The most beautiful time of the year is here again. The time which reminds me of the time gone by.

Diwali has been the most festive time at the Garg household, always. And now that the clan has moved on to the individual nuclear setups and each nucleus has its own little stream of week-long festivities, the onset of Diwali always takes me back to the time when the entire family stayed together, ate together and celebrated together.

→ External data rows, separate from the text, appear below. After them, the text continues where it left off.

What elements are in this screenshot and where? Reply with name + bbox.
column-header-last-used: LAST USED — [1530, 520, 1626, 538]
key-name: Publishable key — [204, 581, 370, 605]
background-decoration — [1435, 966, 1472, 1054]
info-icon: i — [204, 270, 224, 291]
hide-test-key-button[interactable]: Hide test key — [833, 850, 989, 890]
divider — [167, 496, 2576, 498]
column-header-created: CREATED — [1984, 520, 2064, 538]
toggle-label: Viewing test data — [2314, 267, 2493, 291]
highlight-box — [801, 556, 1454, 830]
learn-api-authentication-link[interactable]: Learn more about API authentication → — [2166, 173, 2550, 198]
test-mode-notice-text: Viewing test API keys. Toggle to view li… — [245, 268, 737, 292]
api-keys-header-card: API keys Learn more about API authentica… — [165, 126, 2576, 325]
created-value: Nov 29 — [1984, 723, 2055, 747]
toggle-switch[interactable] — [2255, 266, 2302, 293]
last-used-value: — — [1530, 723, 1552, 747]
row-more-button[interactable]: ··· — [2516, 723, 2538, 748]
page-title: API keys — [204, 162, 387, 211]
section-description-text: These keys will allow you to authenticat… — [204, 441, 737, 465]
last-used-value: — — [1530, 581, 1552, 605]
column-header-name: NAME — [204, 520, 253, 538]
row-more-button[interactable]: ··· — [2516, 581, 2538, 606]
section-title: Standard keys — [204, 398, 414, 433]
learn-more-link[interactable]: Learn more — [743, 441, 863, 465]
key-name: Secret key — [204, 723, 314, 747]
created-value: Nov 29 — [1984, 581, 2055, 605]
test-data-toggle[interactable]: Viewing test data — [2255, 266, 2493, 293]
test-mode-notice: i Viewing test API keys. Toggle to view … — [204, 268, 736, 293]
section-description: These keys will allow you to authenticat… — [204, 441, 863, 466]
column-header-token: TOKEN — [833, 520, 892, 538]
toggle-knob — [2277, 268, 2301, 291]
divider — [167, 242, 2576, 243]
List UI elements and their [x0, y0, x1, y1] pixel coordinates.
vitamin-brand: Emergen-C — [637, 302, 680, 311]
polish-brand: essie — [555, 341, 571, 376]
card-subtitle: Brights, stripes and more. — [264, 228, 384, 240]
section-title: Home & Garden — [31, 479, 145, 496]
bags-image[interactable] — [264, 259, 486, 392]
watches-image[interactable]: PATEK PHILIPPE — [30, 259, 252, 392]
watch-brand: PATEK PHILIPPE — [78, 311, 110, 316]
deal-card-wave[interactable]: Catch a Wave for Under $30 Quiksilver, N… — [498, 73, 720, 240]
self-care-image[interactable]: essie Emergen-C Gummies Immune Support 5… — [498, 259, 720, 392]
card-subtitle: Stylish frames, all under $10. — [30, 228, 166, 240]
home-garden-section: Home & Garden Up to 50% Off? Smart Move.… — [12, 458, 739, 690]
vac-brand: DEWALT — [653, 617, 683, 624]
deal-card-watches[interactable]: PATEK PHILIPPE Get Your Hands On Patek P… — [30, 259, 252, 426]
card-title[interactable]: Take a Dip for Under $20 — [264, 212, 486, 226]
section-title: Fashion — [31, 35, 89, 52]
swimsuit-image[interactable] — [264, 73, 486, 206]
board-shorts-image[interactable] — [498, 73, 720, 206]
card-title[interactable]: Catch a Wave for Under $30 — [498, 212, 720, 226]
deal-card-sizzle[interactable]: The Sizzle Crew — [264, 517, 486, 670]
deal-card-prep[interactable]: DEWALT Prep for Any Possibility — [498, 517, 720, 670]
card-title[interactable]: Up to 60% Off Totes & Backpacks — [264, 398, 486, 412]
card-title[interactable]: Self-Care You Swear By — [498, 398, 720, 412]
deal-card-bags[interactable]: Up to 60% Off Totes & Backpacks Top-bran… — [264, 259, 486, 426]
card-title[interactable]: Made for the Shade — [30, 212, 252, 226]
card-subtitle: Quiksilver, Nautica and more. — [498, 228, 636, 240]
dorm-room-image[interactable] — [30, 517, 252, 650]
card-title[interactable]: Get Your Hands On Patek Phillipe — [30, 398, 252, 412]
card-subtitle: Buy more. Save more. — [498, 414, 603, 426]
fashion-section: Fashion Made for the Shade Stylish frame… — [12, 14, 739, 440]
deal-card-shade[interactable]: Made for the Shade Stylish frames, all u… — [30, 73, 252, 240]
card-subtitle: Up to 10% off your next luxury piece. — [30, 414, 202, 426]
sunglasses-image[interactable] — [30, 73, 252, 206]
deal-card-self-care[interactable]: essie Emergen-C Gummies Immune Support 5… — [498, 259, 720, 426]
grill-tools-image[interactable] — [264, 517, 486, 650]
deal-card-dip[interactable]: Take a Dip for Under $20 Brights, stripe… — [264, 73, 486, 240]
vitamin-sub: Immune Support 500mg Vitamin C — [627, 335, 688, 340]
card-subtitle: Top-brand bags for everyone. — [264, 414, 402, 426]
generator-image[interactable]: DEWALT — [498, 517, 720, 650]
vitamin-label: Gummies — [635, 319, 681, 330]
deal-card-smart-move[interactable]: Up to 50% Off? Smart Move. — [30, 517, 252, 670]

Fresh flowers would adorn the house, and each member of the family was supposed to dress up in the traditional fineries. The sweet smell of rosewater, cardamom and cinnamon would waft through the kitchens, and the traditional feast of no less than eighteen dishes was prepared on the big night. Evenings were characterized by designing rangolis in every courtyard and corridor of the sprawling mansion. The two-hour long pooja session would be orchestrated by the family pundit, where the cousins retreated in the background playing pranks on each other. Pointing and laughing games would ensue when the mantras and shlokas had someone’s name embedded in them. The girls and women of the family would receive cash and gifts and status of goddesses, even if just for a day; and the little boys would stand in a corner, sulking.

Festivities would continue till late, with everyone assembling on the terrace, lighting up the night sky with an array of fireworks. And standing in a corner, far away from the maddening crowd jostling for their turn to light another sparkler, my heart would swell up with the sight of my own little piece of the glimmering sky, brought alive in my balcony by the little fairy lights.

Times have changed, people have moved on, and that balcony doesn’t exist anymore. But the swinging pretty lights are still the same – the only continuing part of the tradition. Every year, they recreate that magical time when life was a fairy tale, bringing me my own little piece of the glimmering sky all over again.